REPUBLIKA.CO.ID,JAKARTA--Ketidakcermatan menuangkan hasil notulensi rapat pembahasan anggaran dalam UU APBN tidak hanya terjadi pada kasus kenaikan tarif listrik. Namun masalah ini juga terjadi pada pencapaian target kemiskinan dan pengangguran.
Anggota Komisi XI DPR, Dolfie OFP, mengatakan sebelumnya Komisi XI dan pemerintah menyepakati bahwa pertumbuhan ekonomi harus berkualitas sehingga berdampak pada pengurangan kemiskinan dan pengangguran. Dalam pencapaian target pertumbuhan sebesar 6,4 persen, angka yang disepakati untuk pengurangan kemiskinan 11,5-12,5 persen sementara satu persen pertumbuhan ekonomi ditargetkan mampu menciptakan 400 ribu lapangan kerja baru.
Namun kenyataaannya target kemiskinan dan pengangguran itu tidak dimasukan dalam batang tubuh APBN. "Ada kasus lain, yaitu substansi penambahan yang tidak dicantumkan. Pembahasan di Komisi XI DPR menyepakati tambahan substansi tentang pertumbuhan yang berkualitas, tetapi belum dicantumkan," tegasnya.

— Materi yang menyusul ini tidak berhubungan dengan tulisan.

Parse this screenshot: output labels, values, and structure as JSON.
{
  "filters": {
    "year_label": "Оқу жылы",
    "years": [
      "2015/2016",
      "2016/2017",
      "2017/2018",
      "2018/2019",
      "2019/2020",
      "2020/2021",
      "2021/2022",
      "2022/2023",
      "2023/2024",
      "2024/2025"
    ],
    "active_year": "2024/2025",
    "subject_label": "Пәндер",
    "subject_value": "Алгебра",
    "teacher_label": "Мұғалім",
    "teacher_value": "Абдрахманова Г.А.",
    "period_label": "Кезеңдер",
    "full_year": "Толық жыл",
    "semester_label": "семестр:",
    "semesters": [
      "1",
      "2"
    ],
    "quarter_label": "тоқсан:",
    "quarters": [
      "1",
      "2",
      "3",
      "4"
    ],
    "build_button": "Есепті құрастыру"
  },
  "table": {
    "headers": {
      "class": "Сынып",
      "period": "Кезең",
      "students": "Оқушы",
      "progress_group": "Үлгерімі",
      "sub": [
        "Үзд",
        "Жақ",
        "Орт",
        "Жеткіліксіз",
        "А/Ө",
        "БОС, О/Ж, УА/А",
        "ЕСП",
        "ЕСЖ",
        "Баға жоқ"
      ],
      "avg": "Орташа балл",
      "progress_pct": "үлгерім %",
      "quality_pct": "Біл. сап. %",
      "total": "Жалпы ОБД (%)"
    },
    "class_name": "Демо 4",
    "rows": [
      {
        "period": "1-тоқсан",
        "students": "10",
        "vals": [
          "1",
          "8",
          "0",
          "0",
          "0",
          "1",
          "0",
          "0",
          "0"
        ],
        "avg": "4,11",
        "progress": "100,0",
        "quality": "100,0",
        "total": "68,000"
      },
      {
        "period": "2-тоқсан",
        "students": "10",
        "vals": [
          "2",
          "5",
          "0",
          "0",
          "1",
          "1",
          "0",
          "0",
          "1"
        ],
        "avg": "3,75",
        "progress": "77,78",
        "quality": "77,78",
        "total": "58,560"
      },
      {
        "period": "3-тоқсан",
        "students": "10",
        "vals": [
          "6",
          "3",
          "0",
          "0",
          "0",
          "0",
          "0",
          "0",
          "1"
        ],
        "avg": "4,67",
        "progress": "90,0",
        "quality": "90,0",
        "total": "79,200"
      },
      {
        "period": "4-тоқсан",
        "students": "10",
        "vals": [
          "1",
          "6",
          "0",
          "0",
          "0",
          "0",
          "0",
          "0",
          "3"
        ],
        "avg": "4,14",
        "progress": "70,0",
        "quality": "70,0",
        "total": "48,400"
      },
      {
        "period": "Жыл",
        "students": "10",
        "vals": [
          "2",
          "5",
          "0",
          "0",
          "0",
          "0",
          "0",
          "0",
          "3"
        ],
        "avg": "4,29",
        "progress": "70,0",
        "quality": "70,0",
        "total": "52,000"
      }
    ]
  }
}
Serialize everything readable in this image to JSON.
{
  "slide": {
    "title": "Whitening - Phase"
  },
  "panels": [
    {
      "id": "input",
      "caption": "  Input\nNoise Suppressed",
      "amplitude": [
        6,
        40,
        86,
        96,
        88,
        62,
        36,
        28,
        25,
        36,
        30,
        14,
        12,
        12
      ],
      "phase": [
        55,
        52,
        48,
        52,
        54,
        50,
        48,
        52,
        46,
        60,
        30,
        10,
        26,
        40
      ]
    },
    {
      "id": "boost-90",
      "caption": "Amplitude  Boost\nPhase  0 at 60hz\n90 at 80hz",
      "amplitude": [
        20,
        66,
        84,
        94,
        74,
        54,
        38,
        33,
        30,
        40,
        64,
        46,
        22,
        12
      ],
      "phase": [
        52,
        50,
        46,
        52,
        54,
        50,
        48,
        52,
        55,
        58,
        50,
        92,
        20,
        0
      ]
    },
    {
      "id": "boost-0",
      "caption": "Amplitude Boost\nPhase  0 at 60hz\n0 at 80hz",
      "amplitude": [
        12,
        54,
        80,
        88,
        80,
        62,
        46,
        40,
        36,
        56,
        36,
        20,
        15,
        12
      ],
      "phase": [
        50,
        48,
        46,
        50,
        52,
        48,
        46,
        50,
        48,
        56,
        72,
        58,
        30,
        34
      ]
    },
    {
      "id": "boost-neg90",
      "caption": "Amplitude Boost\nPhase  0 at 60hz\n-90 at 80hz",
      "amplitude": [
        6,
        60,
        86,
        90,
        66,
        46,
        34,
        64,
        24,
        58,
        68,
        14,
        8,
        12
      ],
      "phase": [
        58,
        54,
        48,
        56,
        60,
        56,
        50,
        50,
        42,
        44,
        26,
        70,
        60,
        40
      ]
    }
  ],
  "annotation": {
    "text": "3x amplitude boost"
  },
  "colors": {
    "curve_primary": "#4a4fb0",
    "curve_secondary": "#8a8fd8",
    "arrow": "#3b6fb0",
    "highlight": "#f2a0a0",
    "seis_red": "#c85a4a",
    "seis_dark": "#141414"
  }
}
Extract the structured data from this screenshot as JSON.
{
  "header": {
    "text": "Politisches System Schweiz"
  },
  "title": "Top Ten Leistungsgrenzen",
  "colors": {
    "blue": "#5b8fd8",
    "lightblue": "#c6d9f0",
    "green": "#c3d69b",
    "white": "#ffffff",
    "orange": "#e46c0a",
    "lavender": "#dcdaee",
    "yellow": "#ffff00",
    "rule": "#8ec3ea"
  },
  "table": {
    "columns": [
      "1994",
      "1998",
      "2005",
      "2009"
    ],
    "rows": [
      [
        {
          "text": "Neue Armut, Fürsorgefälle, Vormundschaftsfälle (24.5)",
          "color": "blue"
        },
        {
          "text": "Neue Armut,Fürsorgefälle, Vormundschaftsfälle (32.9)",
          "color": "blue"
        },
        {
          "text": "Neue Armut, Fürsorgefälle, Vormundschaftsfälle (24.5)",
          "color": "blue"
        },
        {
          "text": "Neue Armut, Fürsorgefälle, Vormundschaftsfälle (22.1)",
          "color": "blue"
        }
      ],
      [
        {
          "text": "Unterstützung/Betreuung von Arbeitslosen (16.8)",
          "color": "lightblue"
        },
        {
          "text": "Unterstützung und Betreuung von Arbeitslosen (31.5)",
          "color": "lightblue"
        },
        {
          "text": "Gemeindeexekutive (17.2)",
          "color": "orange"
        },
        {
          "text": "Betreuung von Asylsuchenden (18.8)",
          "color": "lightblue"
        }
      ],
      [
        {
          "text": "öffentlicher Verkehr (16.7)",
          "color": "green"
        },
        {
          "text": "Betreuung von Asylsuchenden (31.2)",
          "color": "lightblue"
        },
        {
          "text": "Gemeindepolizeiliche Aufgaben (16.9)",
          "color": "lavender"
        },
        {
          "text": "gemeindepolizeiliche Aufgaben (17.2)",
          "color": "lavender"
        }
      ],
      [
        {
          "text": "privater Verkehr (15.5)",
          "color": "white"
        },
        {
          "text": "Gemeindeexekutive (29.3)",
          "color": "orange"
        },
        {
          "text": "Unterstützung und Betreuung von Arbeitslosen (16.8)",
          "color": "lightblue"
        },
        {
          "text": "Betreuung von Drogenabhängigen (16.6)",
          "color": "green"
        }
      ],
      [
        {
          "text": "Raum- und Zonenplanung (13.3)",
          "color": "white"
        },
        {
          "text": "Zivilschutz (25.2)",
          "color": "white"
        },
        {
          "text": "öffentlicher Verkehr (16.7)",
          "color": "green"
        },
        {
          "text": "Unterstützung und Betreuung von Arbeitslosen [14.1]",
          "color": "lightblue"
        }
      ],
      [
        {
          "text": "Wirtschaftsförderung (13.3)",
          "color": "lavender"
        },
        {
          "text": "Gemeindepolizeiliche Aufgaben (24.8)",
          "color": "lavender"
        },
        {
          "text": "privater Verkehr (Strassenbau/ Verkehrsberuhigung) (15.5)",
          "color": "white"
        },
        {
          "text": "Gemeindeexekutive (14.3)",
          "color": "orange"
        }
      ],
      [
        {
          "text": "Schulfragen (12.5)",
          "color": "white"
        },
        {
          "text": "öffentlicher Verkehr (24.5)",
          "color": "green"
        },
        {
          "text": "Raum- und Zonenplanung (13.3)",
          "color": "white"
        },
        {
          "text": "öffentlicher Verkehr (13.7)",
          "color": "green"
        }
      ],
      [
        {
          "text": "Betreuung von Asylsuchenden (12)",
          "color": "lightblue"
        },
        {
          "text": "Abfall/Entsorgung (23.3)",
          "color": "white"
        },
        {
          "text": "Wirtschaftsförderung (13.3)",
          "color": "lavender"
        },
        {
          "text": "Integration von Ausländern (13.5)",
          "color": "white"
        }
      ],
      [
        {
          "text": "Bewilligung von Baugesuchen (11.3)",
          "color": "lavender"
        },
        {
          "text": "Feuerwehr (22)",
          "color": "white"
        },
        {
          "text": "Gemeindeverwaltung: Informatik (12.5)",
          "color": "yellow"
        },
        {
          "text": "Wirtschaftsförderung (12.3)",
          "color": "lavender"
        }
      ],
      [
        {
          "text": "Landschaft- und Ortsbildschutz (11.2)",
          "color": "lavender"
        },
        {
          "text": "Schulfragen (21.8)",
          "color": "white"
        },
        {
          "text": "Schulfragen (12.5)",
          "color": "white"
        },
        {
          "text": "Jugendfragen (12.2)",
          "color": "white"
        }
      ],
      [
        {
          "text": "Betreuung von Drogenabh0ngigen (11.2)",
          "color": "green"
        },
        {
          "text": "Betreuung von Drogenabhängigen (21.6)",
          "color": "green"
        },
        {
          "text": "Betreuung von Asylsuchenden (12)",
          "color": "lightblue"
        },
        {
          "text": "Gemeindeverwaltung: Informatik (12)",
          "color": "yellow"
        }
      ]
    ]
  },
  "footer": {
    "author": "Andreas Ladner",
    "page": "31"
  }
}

Menurut Anggota Komisi XI lainnya, Arif Budimanta, APBN tidak akan konsisten dengan tujuannya jika tidak disertai pengurangan kemiskinan dan penciptaan lapangan kerja. Bagaimanapun, anggaran negara merupakan salah satu instrumen penting dalam perekonomian.
Rapat paripurna akhirnya sepakat untuk mengakomodasi berbagai masukan tersebut. "Pasal 8 (2) b itu di-delete, di-drop, disetip, pokoknya begitu. Kemudian untuk norma-norma mengenai kemiskinan dan penciptaan lapangan kerja disisipkan dalam batang tubuh," kata Wakil Ketua DPR Priyo Budi Santoso.